My Lords, it is a great pleasure to follow the noble Baroness, Lady Buscombe. She made a clear and compelling case for the Bill. One thing on which I agree with her is that we need clarity, so that troops and former troops who have served our country well have clarity.
I thank the Minister, the noble Baroness, Lady Goldie, for engaging with Members of the House who wish to engage with her on the Bill. It has been helpful and, if I may say so, she is a remarkably good listener. I want to add to her tribute to Her Majesty’s forces. As is clear from my entry on the Register of Members’ Interests, I have a connection with the Royal Navy for a charity that I chair and I very much wish to ensure that we do the best that we can for all those who so courageously serve their country. We need to take all reasonable and proportionate steps to protect them against injustice. I fear, however, that the Bill, in its present form at least, fails to do just that.

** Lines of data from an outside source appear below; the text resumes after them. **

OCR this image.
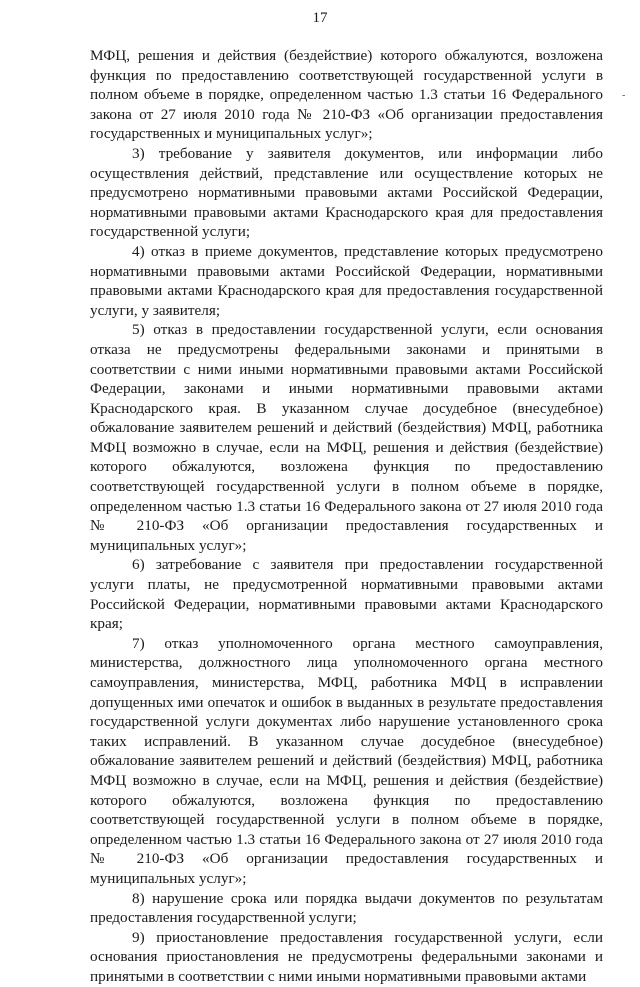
17
-

МФЦ, решения и действия (бездействие) которого обжалуются, возложена функция по предоставлению соответствующей государственной услуги в полном объеме в порядке, определенном частью 1.3 статьи 16 Федерального закона от 27 июля 2010 года № 210-ФЗ «Об организации предоставления государственных и муниципальных услуг»;

3) требование у заявителя документов, или информации либо осуществления действий, представление или осуществление которых не предусмотрено нормативными правовыми актами Российской Федерации, нормативными правовыми актами Краснодарского края для предоставления государственной услуги;

4) отказ в приеме документов, представление которых предусмотрено нормативными правовыми актами Российской Федерации, нормативными правовыми актами Краснодарского края для предоставления государственной услуги, у заявителя;

5) отказ в предоставлении государственной услуги, если основания отказа не предусмотрены федеральными законами и принятыми в соответствии с ними иными нормативными правовыми актами Российской Федерации, законами и иными нормативными правовыми актами Краснодарского края. В указанном случае досудебное (внесудебное) обжалование заявителем решений и действий (бездействия) МФЦ, работника МФЦ возможно в случае, если на МФЦ, решения и действия (бездействие) которого обжалуются, возложена функция по предоставлению соответствующей государственной услуги в полном объеме в порядке, определенном частью 1.3 статьи 16 Федерального закона от 27 июля 2010 года № 210-ФЗ «Об организации предоставления государственных и муниципальных услуг»;

6) затребование с заявителя при предоставлении государственной услуги платы, не предусмотренной нормативными правовыми актами Российской Федерации, нормативными правовыми актами Краснодарского края;

7) отказ уполномоченного органа местного самоуправления, министерства, должностного лица уполномоченного органа местного самоуправления, министерства, МФЦ, работника МФЦ в исправлении допущенных ими опечаток и ошибок в выданных в результате предоставления государственной услуги документах либо нарушение установленного срока таких исправлений. В указанном случае досудебное (внесудебное) обжалование заявителем решений и действий (бездействия) МФЦ, работника МФЦ возможно в случае, если на МФЦ, решения и действия (бездействие) которого обжалуются, возложена функция по предоставлению соответствующей государственной услуги в полном объеме в порядке, определенном частью 1.3 статьи 16 Федерального закона от 27 июля 2010 года № 210-ФЗ «Об организации предоставления государственных и муниципальных услуг»;

8) нарушение срока или порядка выдачи документов по результатам предоставления государственной услуги;

9) приостановление предоставления государственной услуги, если основания приостановления не предусмотрены федеральными законами и принятыми в соответствии с ними иными нормативными правовыми актами
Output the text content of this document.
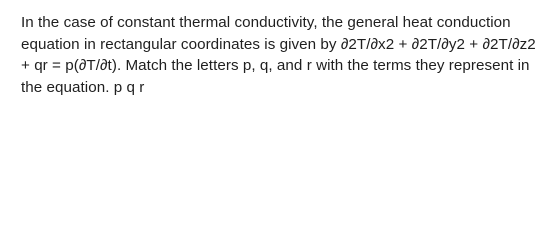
In the case of constant thermal conductivity, the general heat conduction equation in rectangular coordinates is given by ∂2T/∂x2 + ∂2T/∂y2 + ∂2T/∂z2 + qr = p(∂T/∂t). Match the letters p, q, and r with the terms they represent in the equation. p q r
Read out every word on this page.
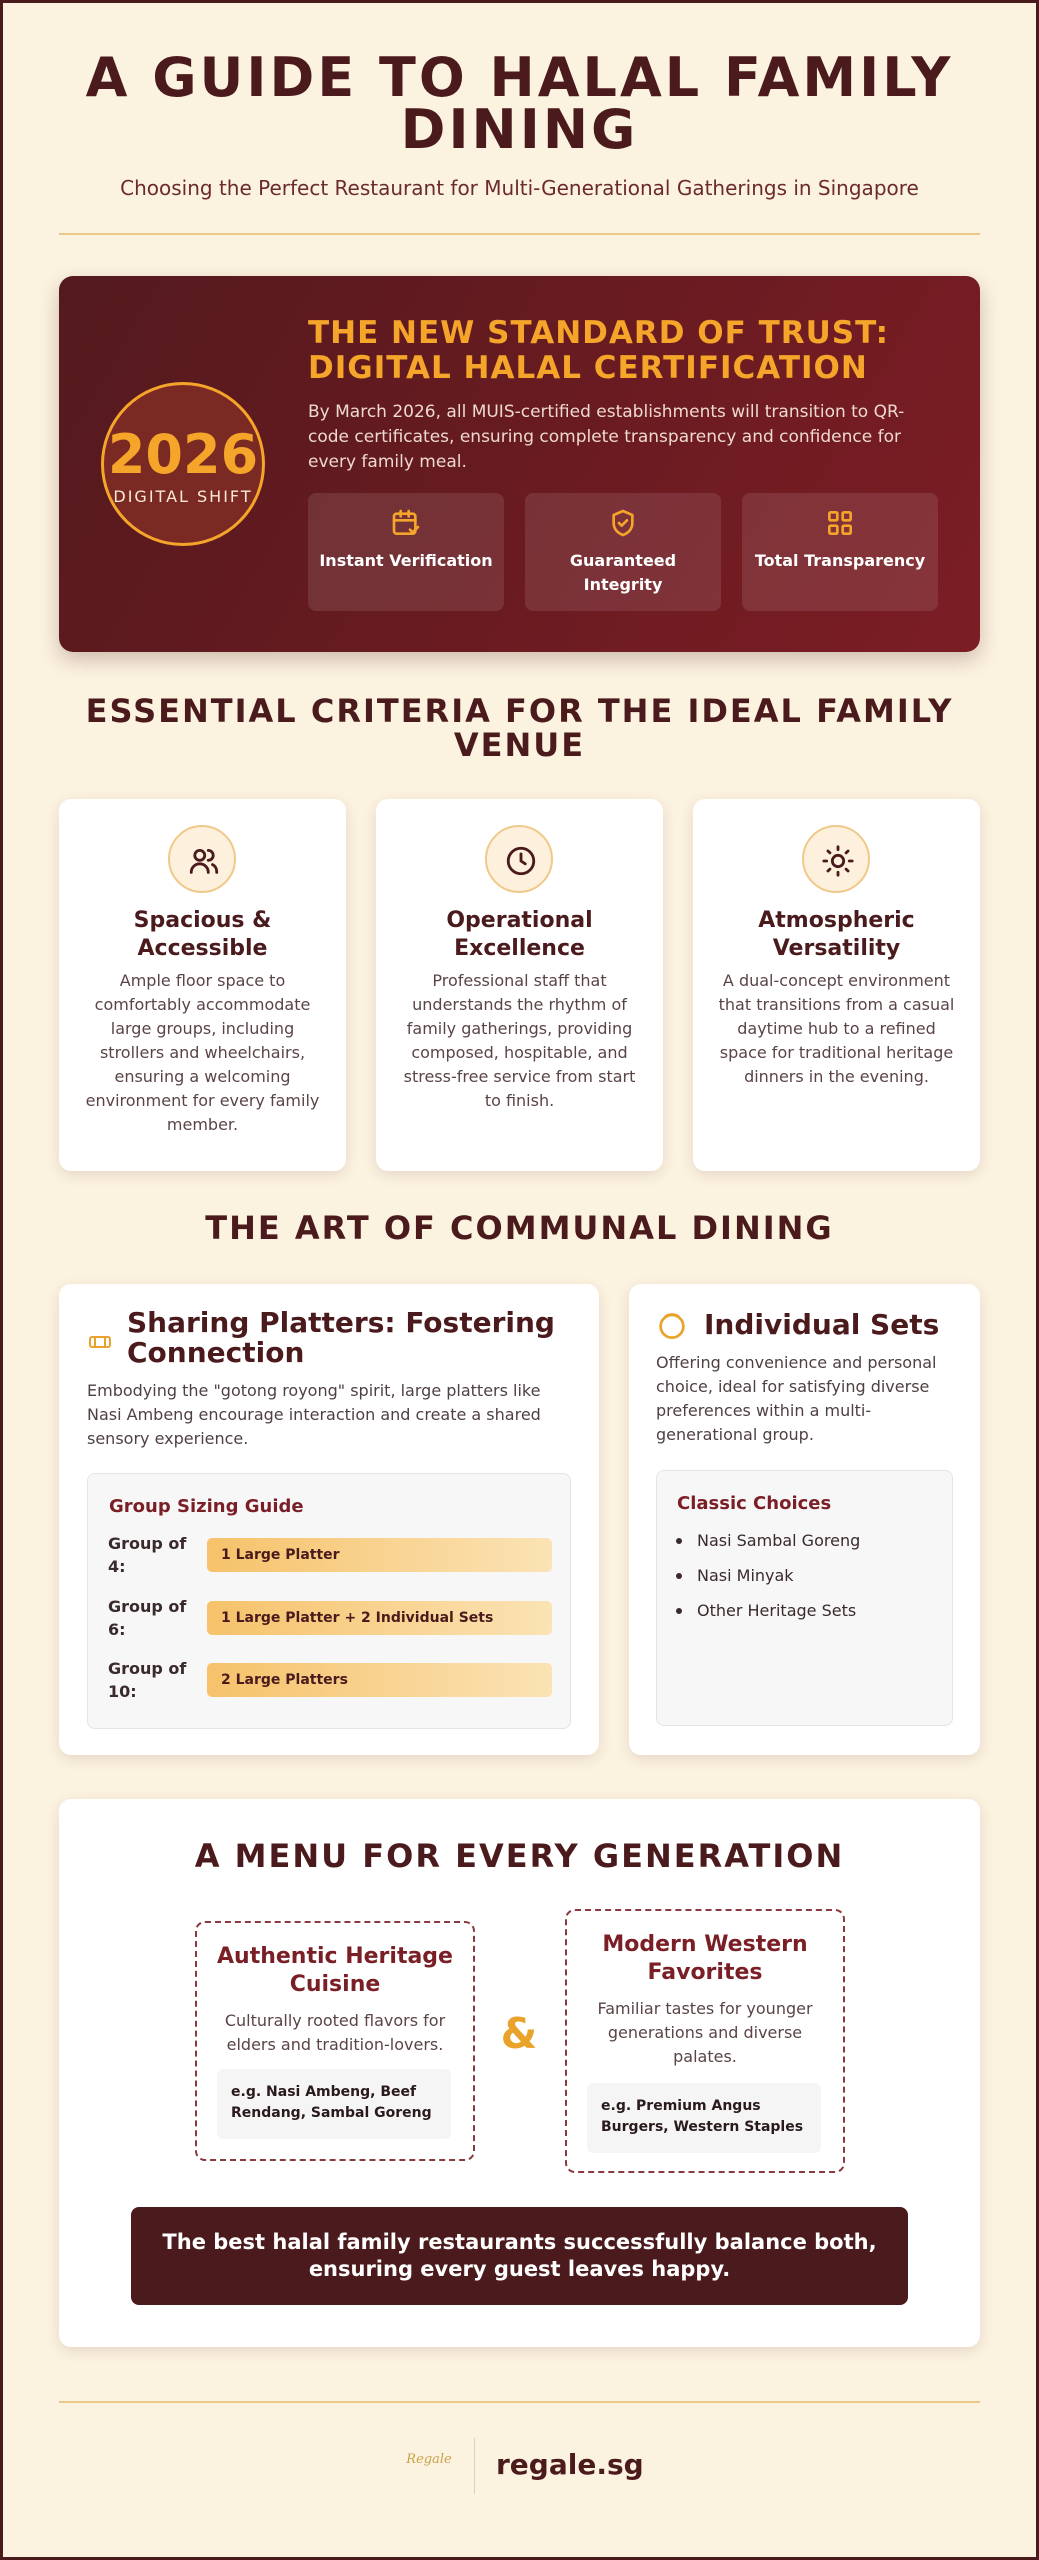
A GUIDE TO HALAL FAMILY DINING
Choosing the Perfect Restaurant for Multi-Generational Gatherings in Singapore
2026
DIGITAL SHIFT
THE NEW STANDARD OF TRUST: DIGITAL HALAL CERTIFICATION
By March 2026, all MUIS-certified establishments will transition to QR-code certificates, ensuring complete transparency and confidence for every family meal.
Instant Verification	Guaranteed Integrity
Total Transparency
ESSENTIAL CRITERIA FOR THE IDEAL FAMILY VENUE
Spacious & Accessible
Ample floor space to comfortably accommodate large groups, including strollers and wheelchairs, ensuring a welcoming environment for every family member.
Operational Excellence
Professional staff that understands the rhythm of family gatherings, providing composed, hospitable, and stress-free service from start to finish.
Atmospheric Versatility
A dual-concept environment that transitions from a casual daytime hub to a refined space for traditional heritage dinners in the evening.
THE ART OF COMMUNAL DINING
Sharing Platters: Fostering Connection
Embodying the "gotong royong" spirit, large platters like Nasi Ambeng encourage interaction and create a shared sensory experience.
Group Sizing Guide
Group of 4:
1 Large Platter
Group of 6:
1 Large Platter + 2 Individual Sets
Group of 10:
2 Large Platters
Individual Sets
Offering convenience and personal choice, ideal for satisfying diverse preferences within a multi-generational group.
Classic Choices
Nasi Sambal Goreng
Nasi Minyak
Other Heritage Sets
A MENU FOR EVERY GENERATION
Authentic Heritage Cuisine
Culturally rooted flavors for elders and tradition-lovers.
e.g. Nasi Ambeng, Beef Rendang, Sambal Goreng
&
Modern Western Favorites
Familiar tastes for younger generations and diverse palates.
e.g. Premium Angus Burgers, Western Staples
The best halal family restaurants successfully balance both, ensuring every guest leaves happy.
Regale regale.sg
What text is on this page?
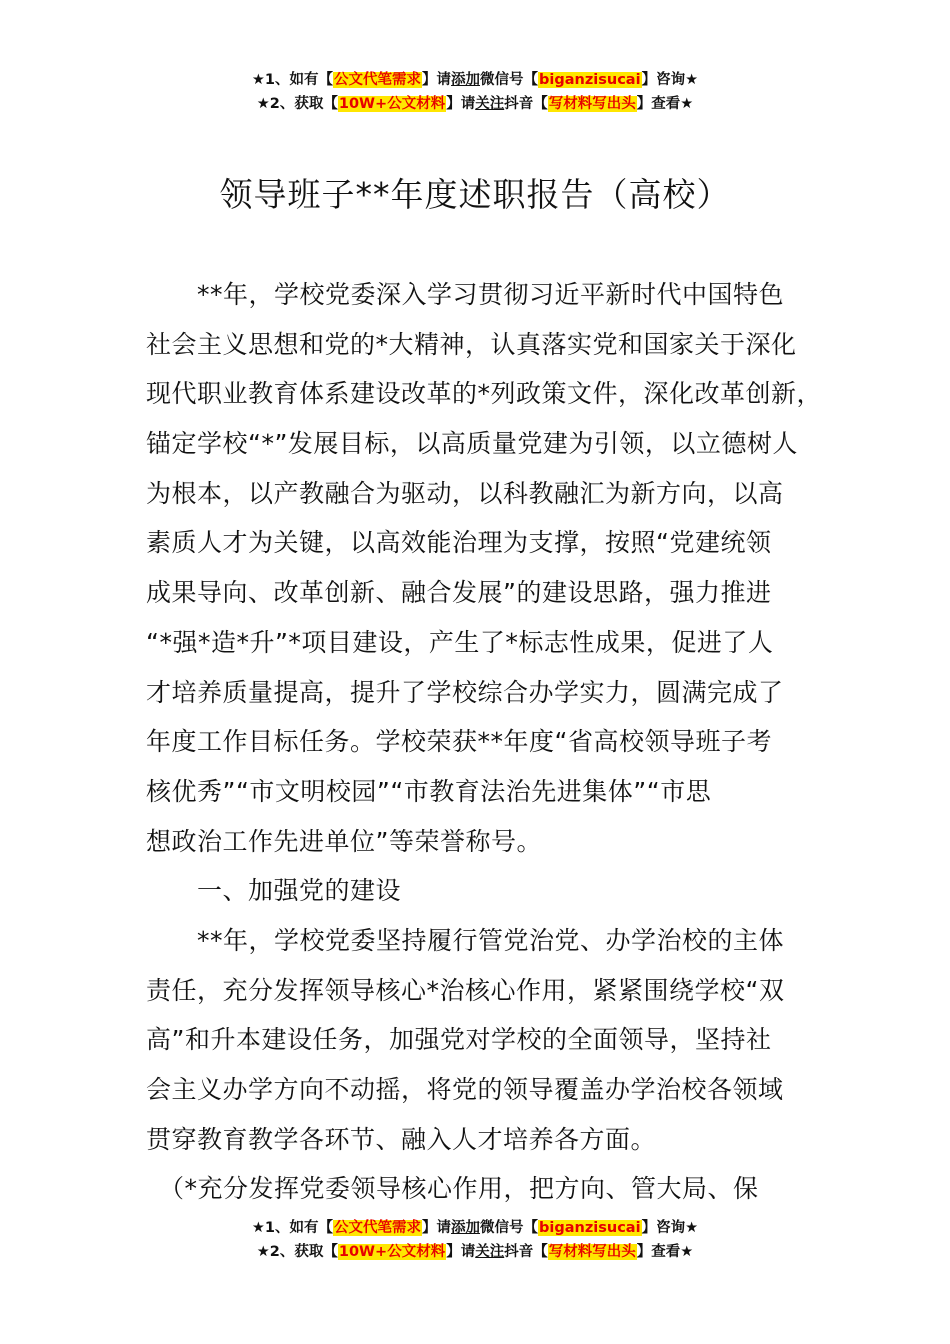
★1、如有【公文代笔需求】请添加微信号【biganzisucai】咨询★
★2、获取【10W+公文材料】请关注抖音【写材料写出头】查看★
领导班子**年度述职报告（高校）
　　**年，学校党委深入学习贯彻习近平新时代中国特色
社会主义思想和党的*大精神，认真落实党和国家关于深化
现代职业教育体系建设改革的*列政策文件，深化改革创新，
锚定学校“*”发展目标，以高质量党建为引领，以立德树人
为根本，以产教融合为驱动，以科教融汇为新方向，以高
素质人才为关键，以高效能治理为支撑，按照“党建统领
成果导向、改革创新、融合发展”的建设思路，强力推进
“*强*造*升”*项目建设，产生了*标志性成果，促进了人
才培养质量提高，提升了学校综合办学实力，圆满完成了
年度工作目标任务。学校荣获**年度“省高校领导班子考
核优秀”“市文明校园”“市教育法治先进集体”“市思
想政治工作先进单位”等荣誉称号。
　　一、加强党的建设
　　**年，学校党委坚持履行管党治党、办学治校的主体
责任，充分发挥领导核心*治核心作用，紧紧围绕学校“双
高”和升本建设任务，加强党对学校的全面领导，坚持社
会主义办学方向不动摇，将党的领导覆盖办学治校各领域
贯穿教育教学各环节、融入人才培养各方面。
　（*充分发挥党委领导核心作用，把方向、管大局、保
★1、如有【公文代笔需求】请添加微信号【biganzisucai】咨询★
★2、获取【10W+公文材料】请关注抖音【写材料写出头】查看★
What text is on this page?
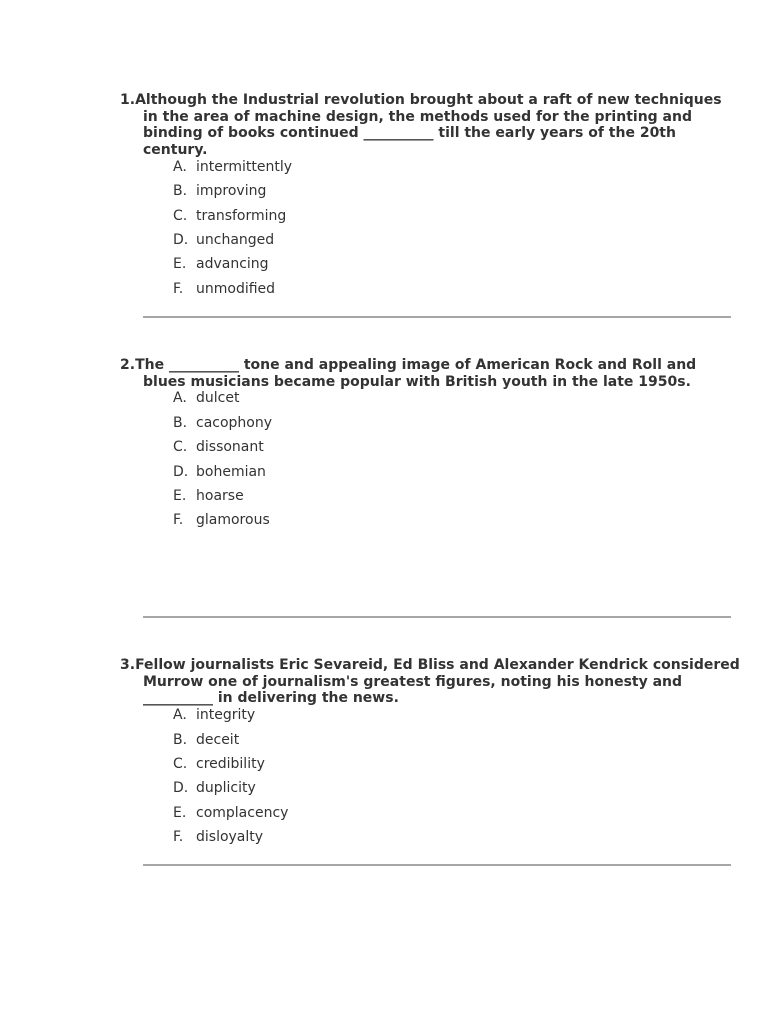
1.Although the Industrial revolution brought about a raft of new techniques in the area of machine design, the methods used for the printing and binding of books continued __________ till the early years of the 20th century.

A. intermittently
B. improving
C. transforming
D. unchanged
E. advancing
F. unmodified

2.The __________ tone and appealing image of American Rock and Roll and blues musicians became popular with British youth in the late 1950s.

A. dulcet
B. cacophony
C. dissonant
D. bohemian
E. hoarse
F. glamorous

3.Fellow journalists Eric Sevareid, Ed Bliss and Alexander Kendrick considered Murrow one of journalism's greatest figures, noting his honesty and __________ in delivering the news.

A. integrity
B. deceit
C. credibility
D. duplicity
E. complacency
F. disloyalty
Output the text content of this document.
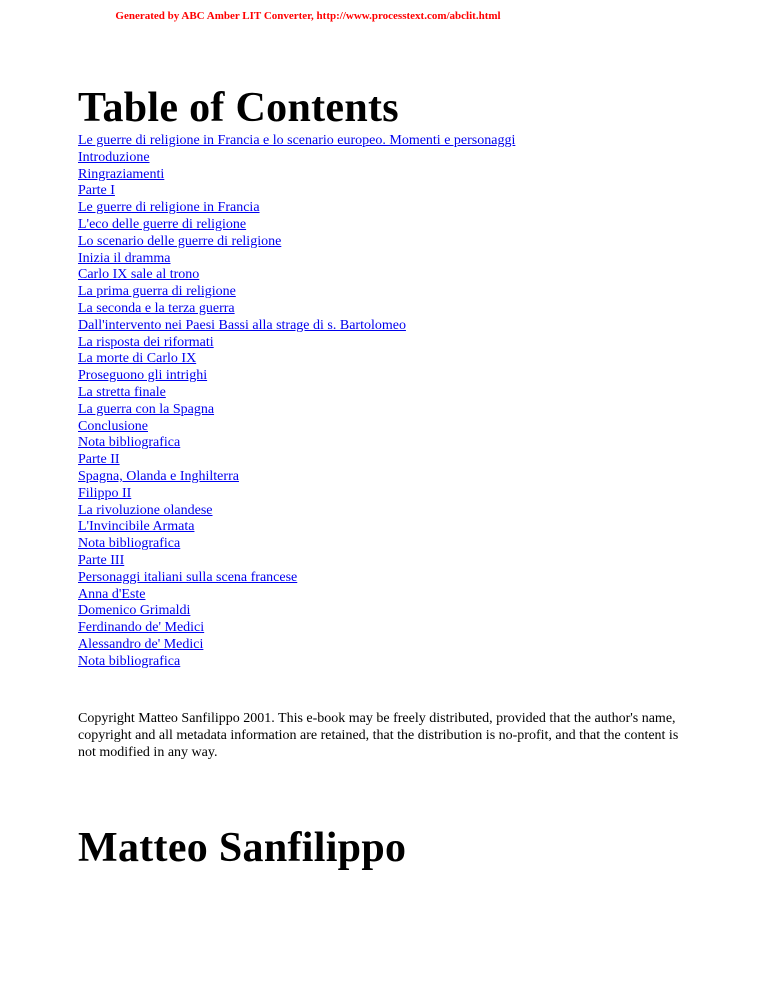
Generated by ABC Amber LIT Converter, http://www.processtext.com/abclit.html
Table of Contents
Le guerre di religione in Francia e lo scenario europeo. Momenti e personaggi
Introduzione
Ringraziamenti
Parte I
Le guerre di religione in Francia
L'eco delle guerre di religione
Lo scenario delle guerre di religione
Inizia il dramma
Carlo IX sale al trono
La prima guerra di religione
La seconda e la terza guerra
Dall'intervento nei Paesi Bassi alla strage di s. Bartolomeo
La risposta dei riformati
La morte di Carlo IX
Proseguono gli intrighi
La stretta finale
La guerra con la Spagna
Conclusione
Nota bibliografica
Parte II
Spagna, Olanda e Inghilterra
Filippo II
La rivoluzione olandese
L'Invincibile Armata
Nota bibliografica
Parte III
Personaggi italiani sulla scena francese
Anna d'Este
Domenico Grimaldi
Ferdinando de' Medici
Alessandro de' Medici
Nota bibliografica

Copyright Matteo Sanfilippo 2001. This e-book may be freely distributed, provided that the author's name, copyright and all metadata information are retained, that the distribution is no-profit, and that the content is not modified in any way.

Matteo Sanfilippo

The Bill has its origins in a 2013 report by the respected think tank, Policy Exchange. I look forward to its director, my great friend Dr Dean Godson’s arrival in this House, I believe in early February. His interventions in future stages of the Bill could well be instructive. Yesterday, Policy Exchange issued a document entitled, Ten Ways to Improve the Overseas Operations Bill. I take that as recognition by Policy Exchange, seven years after its report, The Fog of Law, of 10 material deficiencies in the Bill. It is a little shocking that after a gestation of seven years, with all the scans, scrutiny and consideration that it will have had, the Bill comes to this House having left the Commons with so many deficiencies.
What Policy Exchange highlights fairly is that, for all the cases envisaged to be dealt with, there must be efficiency, expedition and fairness. Unfortunately, I cannot accept at least five of its 10 suggested improvements to the Bill. For example, Policy Exchange has suggested changes in the approach to the public interest test for prosecution but appears to have done so without even having taken the elementary step of carefully reading paragraphs 4.9 to 4.13 of the Crown Prosecution Service code dealing with the public interest test. Clear care is already taken with such decisions and it is possible in exceptional circumstances for a public interest decision to be taken before examination of the evidence. Policy Exchange has suggested the Attorney-General’s consent to prosecutions. I listened with enormous respect to the noble and learned Lord, Lord Garnier, who is a former law officer, and an excellent one. I admire him enormously. However, I wonder why the independent Director of Public Prosecutions, who is appropriately accountable to the law officers, is not sufficiently independent to make the requisite decisions.
I suggest to your Lordships that, despite a seven-year gestation period, this Bill is far from being oven-ready, to coin a phrase. It still has many deficiencies, as
Policy Exchange has recognised, and will need concentrated work in Committee if it is to be given a Third Reading. I am grateful to the highly respected Bingham Centre, which has made thoughtful and well- argued criticisms, with which I agree—one of which is that the Bill undermines our obligations under the Geneva conventions and the UN Convention Against Torture, and this would take us outside international law. I commend to your Lordships the Bingham Centre’s rule of law concerns about the Bill.
In truth, the Bill as it stands would diminish the United Kingdom’s enviable reputation for adherence to the rule of law. We cannot accept that in your Lordships’ House. Major amendment is required.